I'll give a common example. I'm not saying Jesus did, or did not, walk on water (since I don't have enough information to say), but I'll use it as an example of how people allow contradictions in their thoughts. Many physics researchers simultaneously (1) think its possible (for some people, or in some rare cases) to walk on water, and (2) create theories of physics that say water behaves in ways that does not allow it to support anyone walking on it. I don't support religious discrimination, but I do support discriminating by intelligence, and it is my opinion that no government funding (my tax money) should ever go to scientists who simultaneously think 2 contradicting things are true, after they have been informed of the contradiction and had time to say "I don't know" about the 2 logical statements.

Most people have more contradictions in their thoughts than they can count. I avoid that problem by saying "I don't know" any time I don't have enough information, and I think I use a lot more than 10% of my brain at once when combining ideas from different parts of it. I'm not aware of any contradictions in my thoughts, but if I find them, I'll immediately say "I don't know" about all related things. Because of this strategy, I can know things are true based on long sequences of logic that most people probably would not consider, like I know its possible to move faster than light using very little power. I know there is at least 1 way to do it, but I do not know what that way is. Similarly, I know how to build artificial intelligence that will work with people to learn the laws-of-physics, but I do not know what the laws-of-physics are.
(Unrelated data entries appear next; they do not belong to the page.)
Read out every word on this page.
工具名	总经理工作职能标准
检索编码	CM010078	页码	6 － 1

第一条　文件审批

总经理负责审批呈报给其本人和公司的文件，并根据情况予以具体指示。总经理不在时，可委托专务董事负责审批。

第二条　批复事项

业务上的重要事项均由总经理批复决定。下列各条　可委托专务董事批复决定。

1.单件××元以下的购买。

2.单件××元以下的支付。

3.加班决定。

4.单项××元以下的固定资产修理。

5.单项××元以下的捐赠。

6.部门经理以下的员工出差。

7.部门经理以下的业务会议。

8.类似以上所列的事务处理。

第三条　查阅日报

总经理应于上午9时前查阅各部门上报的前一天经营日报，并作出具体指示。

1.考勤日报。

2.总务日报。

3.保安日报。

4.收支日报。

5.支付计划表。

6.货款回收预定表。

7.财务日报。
I prefer a future where the Human species has more faster-than-light spaceships than they have a need for (maybe 100 million?), more than I prefer any future where I had the most money or political power, therefore, to be practical and reasonable, I should spend more of my time improving the ways people work together, to slightly increase the exponent of the total productivity of the Earth, for the end result of mass-producing intergalactic starships. Anything less would be an unreasonable way to spend time.